Oui, cela figure parmi l’un des principaux avantages de la loi Madelin. Les travailleurs non salariés (gérants majoritaires, entrepreneurs individuels, professions libérales) peuvent déduire leurs cotisations de prévoyance individuelle de leur bénéfice imposable, dans des limites fixées chaque année. Ce mécanisme permet de construire une couverture solide à un coût fiscal optimisé. Groupe Rouge intègre cet aspect dans chaque analyse de prévoyance dirigeant.
Combien coûte une prévoyance collective pour une PME ?
Le coût dépend de plusieurs facteurs : effectif, âge moyen des salariés, secteur d’activité, niveaux de garantie choisis et part patronale souhaitée. Pour une PME de 10 salariés, les cotisations peuvent varier de quelques dizaines à plusieurs centaines d’euros par mois. La plateforme Olino permet d’obtenir une première estimation rapide, avant un audit plus complet avec nos équipes.
Que se passe-t-il si un salarié tombe en invalidité sans prévoyance complémentaire ?

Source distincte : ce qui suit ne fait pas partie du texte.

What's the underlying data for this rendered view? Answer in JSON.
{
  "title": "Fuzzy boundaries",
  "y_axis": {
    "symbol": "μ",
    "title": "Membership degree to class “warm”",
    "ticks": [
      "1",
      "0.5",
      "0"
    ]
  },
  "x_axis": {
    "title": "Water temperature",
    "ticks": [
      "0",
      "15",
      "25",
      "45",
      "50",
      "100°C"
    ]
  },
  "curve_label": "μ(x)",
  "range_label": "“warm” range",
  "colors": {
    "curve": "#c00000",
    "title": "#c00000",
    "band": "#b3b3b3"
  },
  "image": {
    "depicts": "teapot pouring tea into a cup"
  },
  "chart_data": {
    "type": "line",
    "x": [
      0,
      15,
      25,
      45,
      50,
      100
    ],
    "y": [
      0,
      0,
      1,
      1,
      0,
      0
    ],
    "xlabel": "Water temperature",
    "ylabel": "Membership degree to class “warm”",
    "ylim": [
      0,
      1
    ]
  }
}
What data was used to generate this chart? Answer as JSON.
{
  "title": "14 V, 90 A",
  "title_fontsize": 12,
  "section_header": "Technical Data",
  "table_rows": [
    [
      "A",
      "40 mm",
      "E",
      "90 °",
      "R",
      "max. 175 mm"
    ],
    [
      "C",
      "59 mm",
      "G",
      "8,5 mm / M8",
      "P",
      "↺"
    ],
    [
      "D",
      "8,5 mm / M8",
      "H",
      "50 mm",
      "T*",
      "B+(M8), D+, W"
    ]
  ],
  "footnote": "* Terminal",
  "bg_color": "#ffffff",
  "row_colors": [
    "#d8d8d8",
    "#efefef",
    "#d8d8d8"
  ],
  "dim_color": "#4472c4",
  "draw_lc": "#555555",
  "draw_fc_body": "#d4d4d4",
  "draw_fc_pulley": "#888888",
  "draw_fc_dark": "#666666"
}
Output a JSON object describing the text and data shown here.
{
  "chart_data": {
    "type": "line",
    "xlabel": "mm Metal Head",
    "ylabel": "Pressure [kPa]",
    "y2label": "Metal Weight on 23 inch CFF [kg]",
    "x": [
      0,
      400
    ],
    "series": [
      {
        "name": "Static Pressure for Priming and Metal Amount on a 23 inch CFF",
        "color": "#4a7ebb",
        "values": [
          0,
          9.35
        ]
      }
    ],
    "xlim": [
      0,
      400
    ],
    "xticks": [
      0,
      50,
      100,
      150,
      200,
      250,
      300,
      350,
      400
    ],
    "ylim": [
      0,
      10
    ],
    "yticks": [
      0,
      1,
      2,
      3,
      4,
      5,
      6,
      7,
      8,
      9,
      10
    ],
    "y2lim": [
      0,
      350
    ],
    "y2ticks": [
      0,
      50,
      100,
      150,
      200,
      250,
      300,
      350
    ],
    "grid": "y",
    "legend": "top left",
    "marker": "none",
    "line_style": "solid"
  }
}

Sans prévoyance complémentaire, le salarié invalide ne perçoit que la rente d’invalidité du régime général, calculée sur la base de 30 à 50 % du salaire annuel moyen, selon la catégorie d’invalidité reconnue. Pour un cadre ou un salarié avec un revenu supérieur au plafond de la Sécurité sociale, la perte de revenus peut être très significative. La prévoyance complémentaire vient combler cet écart pour maintenir un niveau de vie acceptable.